Штубер открыл стол, достал из него маленький сверточек и бросил рядом с костью.
– Здесь три резца разной конфигурации. Все, что удалось раздобыть в этом захолустном городке. Если понадобятся еще какие-то инструменты: напильник, ножовка… – сообщите коменданту лагеря. Добудем все необходимое. Кроме того, в течение двух недель никого из вашей камеры казнить не будем, чтобы не травмировать вас.
– Я христианин. Учился в семинарии. Я не могу… из человеческой кости, – проговорил Гордаш, не отводя взгляда от открывшихся ему резцов, сам вид которых действовал на него привораживающе.
– Сможешь. Если хочешь продлить жизнь своим товарищам и свою собственную – сможешь.
Гордаш взял резцы, сжал в руке один из них и свирепо взглянул на оберштурмфюрера.
– Разве что из твоих костей, – почти шепотом проворочал пленный.
Однако Штубер расслышал. Он холодно смерил великана с ног до головы, положил руку на кобуру.
– Кому принадлежала кость, из которой вырезан «Обреченный» – уточнять музеи не будут, – процедил он. – Для искусства это особого значения не имеет.
Гордаш положил резец к двум другим, снова завернул их в бумагу и сунул в карман. В
свою очередь Штубер сгреб газету, в которой лежала кость, ткнул ему в руки, а сверху положил «Обреченного».– Ефрейтор, увести! – приказал по-немецки. А когда Гордаш ступил за порог, крикнул вслед ему по-русски: – Мастер должен заботиться не о собственной жизни, а о жизни своих творений! Только тогда он настоящий мастер! Я обещаю сохранить имя творца этой скульптуры. Чего еще желать тебе, обреченному?!
21
Около часа, раздирая одежду, разбивая в кровь локти и колени, выползали они лисьим лазом, как назвала его Мария, из карстовой пещеры. И когда наконец увидели над головой небо, то уже не в силах были даже обрадоваться ему.
Впрочем, видеть могли пока лишь небольшую полоску неба – ровно столько, сколько позволило глубокое каменистое ущелье, в котором они оказались. И поскольку равнинного выхода из этого ущелья не было, то оно скорее напоминало провал или воронку от упавшего здесь тысячу лет назад метеорита.
Склоны этой воронки оказались крутыми, почти отвесными, и лишь серые камни-валуны, которыми они были усыпаны, позволяли выкарабкаться из нее без альпинистского снаряжения.
– Погибельная какая-то дыра, командир, – уловил его настроение Крамарчук. – Посмотри на склоны: ни одного кустика.
– Все в норме, – устало ответил Громов, чуть приподнимая голову и отыскивая взглядом медсестру. – К черту кустики!
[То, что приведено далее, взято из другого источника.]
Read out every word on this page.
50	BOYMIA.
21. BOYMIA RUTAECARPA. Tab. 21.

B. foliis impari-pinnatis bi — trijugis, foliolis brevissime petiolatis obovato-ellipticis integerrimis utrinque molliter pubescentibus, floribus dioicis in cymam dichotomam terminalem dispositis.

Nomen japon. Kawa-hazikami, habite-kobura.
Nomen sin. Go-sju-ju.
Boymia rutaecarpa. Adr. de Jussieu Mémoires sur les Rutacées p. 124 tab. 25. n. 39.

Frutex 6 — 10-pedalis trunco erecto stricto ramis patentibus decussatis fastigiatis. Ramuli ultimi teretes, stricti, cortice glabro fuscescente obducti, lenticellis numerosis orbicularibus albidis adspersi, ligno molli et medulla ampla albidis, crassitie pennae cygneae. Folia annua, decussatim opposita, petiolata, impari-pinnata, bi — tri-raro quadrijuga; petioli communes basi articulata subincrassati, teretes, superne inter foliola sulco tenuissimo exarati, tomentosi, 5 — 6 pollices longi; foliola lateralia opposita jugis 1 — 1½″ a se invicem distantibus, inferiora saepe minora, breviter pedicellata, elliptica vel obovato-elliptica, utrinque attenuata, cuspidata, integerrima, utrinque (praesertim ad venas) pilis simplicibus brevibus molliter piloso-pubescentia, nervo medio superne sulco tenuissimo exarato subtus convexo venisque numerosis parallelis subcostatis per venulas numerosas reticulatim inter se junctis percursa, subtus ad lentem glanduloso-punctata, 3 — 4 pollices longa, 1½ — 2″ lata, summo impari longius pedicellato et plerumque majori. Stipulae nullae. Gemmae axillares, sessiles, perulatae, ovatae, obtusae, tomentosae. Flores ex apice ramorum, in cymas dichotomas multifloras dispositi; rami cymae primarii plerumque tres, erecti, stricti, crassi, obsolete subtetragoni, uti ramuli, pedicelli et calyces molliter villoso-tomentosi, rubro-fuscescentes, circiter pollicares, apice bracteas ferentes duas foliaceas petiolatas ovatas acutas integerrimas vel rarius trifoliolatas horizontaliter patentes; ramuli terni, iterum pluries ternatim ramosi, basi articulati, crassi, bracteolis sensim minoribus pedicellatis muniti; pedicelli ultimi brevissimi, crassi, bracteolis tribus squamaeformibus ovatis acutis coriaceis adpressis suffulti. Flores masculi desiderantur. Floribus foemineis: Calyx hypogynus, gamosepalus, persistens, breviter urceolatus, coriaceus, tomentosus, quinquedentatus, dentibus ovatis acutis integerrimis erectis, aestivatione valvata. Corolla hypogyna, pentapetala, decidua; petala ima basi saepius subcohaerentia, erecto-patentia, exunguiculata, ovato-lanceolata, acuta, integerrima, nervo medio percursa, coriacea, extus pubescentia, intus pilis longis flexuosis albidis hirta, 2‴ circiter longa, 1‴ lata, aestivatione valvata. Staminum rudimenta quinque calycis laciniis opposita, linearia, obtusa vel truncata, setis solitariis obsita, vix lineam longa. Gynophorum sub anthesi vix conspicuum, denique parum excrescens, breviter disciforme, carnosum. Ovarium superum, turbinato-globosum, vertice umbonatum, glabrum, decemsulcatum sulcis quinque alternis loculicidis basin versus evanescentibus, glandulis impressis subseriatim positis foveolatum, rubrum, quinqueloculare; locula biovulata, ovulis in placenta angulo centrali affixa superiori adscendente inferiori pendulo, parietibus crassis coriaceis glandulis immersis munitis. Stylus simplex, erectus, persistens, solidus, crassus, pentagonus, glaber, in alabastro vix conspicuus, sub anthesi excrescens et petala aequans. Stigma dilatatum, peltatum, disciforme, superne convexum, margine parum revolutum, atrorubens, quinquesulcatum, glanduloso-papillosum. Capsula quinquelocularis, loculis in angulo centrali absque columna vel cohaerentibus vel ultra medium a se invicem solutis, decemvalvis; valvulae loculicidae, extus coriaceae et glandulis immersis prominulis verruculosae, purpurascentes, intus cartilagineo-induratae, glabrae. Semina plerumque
Главное, что мы опять на этом свете. Пока что отдыхать. Но прислушиваться.
И только тогда радостно улыбнулся: «Неужели действительно спасены?!»
Сшитая из шинельного сукна уже в доте, юбка Марии выглядела намного приличней, чем их изорванные брюки. Но нужно было видеть еще и ее ничем не защищенные ноги. Это были две сплошные кровоточащие раны, и странно, что ни там, в лисьем лазу, ни уже здесь, на этих холодных безжизненных камнях, Андрей не услышал от медсестры ни стона, ни жалобы.
Девушка лежала на спине так, что голова ее свешивалась с невысокого плоского валуна, а четко очерченная налитая грудь казалась непомерно выпуклой, словно Мария хотела во что бы то ни стало дотянуться ею до первых, падающих где-то на метр выше, лучей невидимого солнца. Громов старался смотреть на грудь медсестры, чтобы не видеть ее ног. Впрочем, разглядывать ее сейчас, такую измученную, было с его стороны подло – он это тоже понимал.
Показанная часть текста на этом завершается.